In Florida, a spouse does not have to allege or prove fault in order to have their marriage dissolved. The only element required in order to get divorced in Florida is that the marriage is “irretrievably broken.” In addition, the reason the marriage is irretrievably broken does not matter so long as one or both parties testify that they believe that this is the case. Most often, the reason given for the marriage being irretrievably broken is that the parties have irreconcilable differences. As a general practice, Florida courts do not ask what the irreconcilable differences are—just testimony that they exist.
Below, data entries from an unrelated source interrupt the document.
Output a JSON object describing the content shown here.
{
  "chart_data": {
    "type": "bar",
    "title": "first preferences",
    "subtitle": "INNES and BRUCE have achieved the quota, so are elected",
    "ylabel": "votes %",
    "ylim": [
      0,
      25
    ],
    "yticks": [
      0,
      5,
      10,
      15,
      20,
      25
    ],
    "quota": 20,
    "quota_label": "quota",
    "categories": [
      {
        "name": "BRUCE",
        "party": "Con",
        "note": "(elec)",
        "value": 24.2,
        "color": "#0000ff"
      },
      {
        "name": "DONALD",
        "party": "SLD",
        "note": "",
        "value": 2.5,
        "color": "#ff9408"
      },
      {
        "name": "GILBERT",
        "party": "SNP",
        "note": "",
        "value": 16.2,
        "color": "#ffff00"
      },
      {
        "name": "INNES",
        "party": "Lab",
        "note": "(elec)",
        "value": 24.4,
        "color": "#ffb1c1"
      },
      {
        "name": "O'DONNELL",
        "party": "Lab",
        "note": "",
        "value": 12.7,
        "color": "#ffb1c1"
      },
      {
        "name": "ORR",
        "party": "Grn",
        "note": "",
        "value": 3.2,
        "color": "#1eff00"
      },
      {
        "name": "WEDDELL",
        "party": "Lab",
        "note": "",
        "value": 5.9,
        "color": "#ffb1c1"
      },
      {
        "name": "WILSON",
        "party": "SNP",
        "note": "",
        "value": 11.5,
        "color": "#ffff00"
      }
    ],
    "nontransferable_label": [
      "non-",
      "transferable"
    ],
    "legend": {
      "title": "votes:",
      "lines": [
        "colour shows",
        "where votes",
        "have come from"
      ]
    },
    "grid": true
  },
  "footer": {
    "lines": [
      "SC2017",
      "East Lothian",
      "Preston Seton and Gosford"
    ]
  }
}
Not all states have no-fault divorce laws. At last count, there were in excess of ten states which are at “fault” divorce states. In these states, a party seeking a divorce must prove grounds for the divorce. Various grounds for divorce can apply including matters such as infidelity, cruelty, desertion, mental incapacity, and physical or mental abuse (the list goes on depending on the state). In states where fault must be proven, the burden is on the party seeking the divorce to prove the grounds. If the party cannot prove the alleged reasons, then the divorce is not granted.
Some states allow no-fault divorce but only after a separation period. For example, North Carolina requires a separation period of one-year and a day before such a divorce can be granted. Florida has no such waiting period [Although Florida does require that the final judgment of dissolution of marriage cannot be entered any sooner than 20 days after the Petition for Dissolution is filed].
In Florida, when filing for divorce, the Petition for Dissolution of Marriage must allege that the marriage is irretrievably broken due to irreconcilable differences. No further detail is required and in fact, it is not relevant to granting the no-fault divorce. When the divorce proceeding is heard by the Court, if the parties try to get into “at-fault” type of facts, the Judge often will admonish the parties to stay away from those allegations since proof of the marriage being irretrievably broken due to irreconcilable differences is really all that matters.
Many persons familiar with Florida’s no-fault divorce law criticize it as making a divorce too easy to obtain. In some respects, this is a fair observation. However, by not requiring fault to be proven, Florida courts are able to dissolve a parties’ marriage without the bitter and often scandalous allegations that arise when factors such as infidelity, abandonment, neglect or abuse must be proven. Proponents of no-fault divorce claim, perhaps rightly so, that when a family is broken apart by divorce, that is bad enough. To add to the pain of allegations that one spouse cheated, beat up, or abandoned the other simply fuels the flames of bitterness and hurt.
Although Florida being a no-fault divorce state may make it easier for the parties to be eligible for the divorce, it does not mean that the divorce is necessarily simple or can be done without legal counsel. Issues such as division of assets and liabilities, alimony, parenting and timesharing, and child support still pose challenges to be resolved. When minor children are involved, matters are particularly challenging. Having experienced legal counsel is well-advised.